Engineering Constraints and Future Applications
While the portable X-ray system functioned as intended, several engineering and operational challenges remain. The device's mass, power requirements, and radiation shielding must be balanced against spacecraft constraints. Image positioning accuracy was reduced in microgravity, particularly for central-body regions, suggesting that further protocol refinement or stabilization aids may be needed. The study did not address long-term reliability, repeated use, or integration with other medical systems.
Beyond crew health, the ability to perform radiographic imaging in orbit could support non-medical diagnostics, such as inspecting electronics, spacesuits, or other mission-critical hardware without disassembly. The demonstration establishes a foundation for future research on radiation safety, workflow optimization, and the integration of digital radiography into spaceflight medical protocols. The results have not yet been independently reproduced in other missions or with alternative hardware.

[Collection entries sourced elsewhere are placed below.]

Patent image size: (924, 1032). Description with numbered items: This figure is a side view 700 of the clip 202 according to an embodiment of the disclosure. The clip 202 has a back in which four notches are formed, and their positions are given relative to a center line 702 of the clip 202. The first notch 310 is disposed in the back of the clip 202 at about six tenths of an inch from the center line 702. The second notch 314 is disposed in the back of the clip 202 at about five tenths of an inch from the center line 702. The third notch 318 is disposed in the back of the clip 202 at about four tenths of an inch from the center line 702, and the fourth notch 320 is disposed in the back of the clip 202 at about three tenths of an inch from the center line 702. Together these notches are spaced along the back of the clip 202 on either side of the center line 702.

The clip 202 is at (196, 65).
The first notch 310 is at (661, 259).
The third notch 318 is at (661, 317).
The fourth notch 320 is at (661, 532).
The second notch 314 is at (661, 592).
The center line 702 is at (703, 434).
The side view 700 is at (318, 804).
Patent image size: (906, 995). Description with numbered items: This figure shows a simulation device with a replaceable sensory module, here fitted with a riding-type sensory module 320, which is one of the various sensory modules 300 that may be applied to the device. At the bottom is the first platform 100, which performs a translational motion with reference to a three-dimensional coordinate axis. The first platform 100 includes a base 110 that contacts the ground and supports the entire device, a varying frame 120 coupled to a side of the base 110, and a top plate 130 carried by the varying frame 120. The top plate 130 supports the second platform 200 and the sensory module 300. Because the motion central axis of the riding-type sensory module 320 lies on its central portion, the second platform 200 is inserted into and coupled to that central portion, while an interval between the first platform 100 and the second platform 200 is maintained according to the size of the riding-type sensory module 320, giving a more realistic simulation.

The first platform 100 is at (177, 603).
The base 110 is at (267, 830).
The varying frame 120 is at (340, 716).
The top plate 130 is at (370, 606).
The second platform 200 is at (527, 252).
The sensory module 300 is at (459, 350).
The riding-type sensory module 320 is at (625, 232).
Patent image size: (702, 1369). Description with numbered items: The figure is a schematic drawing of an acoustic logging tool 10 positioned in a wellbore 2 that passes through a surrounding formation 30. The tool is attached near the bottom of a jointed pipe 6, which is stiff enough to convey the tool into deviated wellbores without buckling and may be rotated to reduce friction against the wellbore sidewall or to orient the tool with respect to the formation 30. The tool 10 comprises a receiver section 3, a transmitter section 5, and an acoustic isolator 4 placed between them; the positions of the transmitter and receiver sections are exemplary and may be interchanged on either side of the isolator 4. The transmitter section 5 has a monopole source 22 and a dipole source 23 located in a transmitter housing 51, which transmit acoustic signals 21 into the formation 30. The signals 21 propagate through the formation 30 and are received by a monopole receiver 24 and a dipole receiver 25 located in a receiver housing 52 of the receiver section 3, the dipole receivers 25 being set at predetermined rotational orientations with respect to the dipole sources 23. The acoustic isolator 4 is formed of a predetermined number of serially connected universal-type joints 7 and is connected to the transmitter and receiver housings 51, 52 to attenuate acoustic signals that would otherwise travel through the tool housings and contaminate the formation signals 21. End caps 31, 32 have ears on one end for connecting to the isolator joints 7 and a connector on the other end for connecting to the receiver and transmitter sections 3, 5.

In the context of space medicine, this experiment marks a step toward diversifying in-flight diagnostic tools. Ultrasound remains the only widely used imaging modality in orbit, but it is operator-dependent and limited by acoustic access. Digital radiography offers rapid acquisition, lower operator dependence, and higher spatial resolution for many conditions relevant to spaceflight, including trauma, dental issues, and pulmonary complications. The evidence from this mission suggests that portable X-ray systems could become a practical addition to the medical toolkit for long-duration missions, provided that engineering and operational constraints are addressed.
Understanding the distinction between diagnostic-quality imaging and clinical utility is essential. While the images acquired in this study met radiological standards for contrast and resolution, the broader impact on crew health outcomes will depend on integration with medical protocols, radiation management, and the ability to interpret findings in the context of limited in-flight resources. Further research is needed to validate these systems across a wider range of anatomical targets, mission durations, and crew skill levels.
Radiographic imaging relies on the differential absorption of X-rays by tissues of varying density, producing contrast that enables the visualization of bones, organs, and foreign objects. In microgravity, maintaining stable positioning of both the subject and the detector is more challenging than on Earth, which can affect image quality. Portable digital radiography systems use flat-panel detectors to capture and digitize X-ray signals, allowing rapid image acquisition and review. Diagnostic quality is typically assessed by radiologists based on spatial resolution, contrast, and the visibility of clinically relevant features. Achieving consistent diagnostic quality in space requires careful attention to device calibration, operator training, and workflow adaptation to the unique constraints of the orbital environment.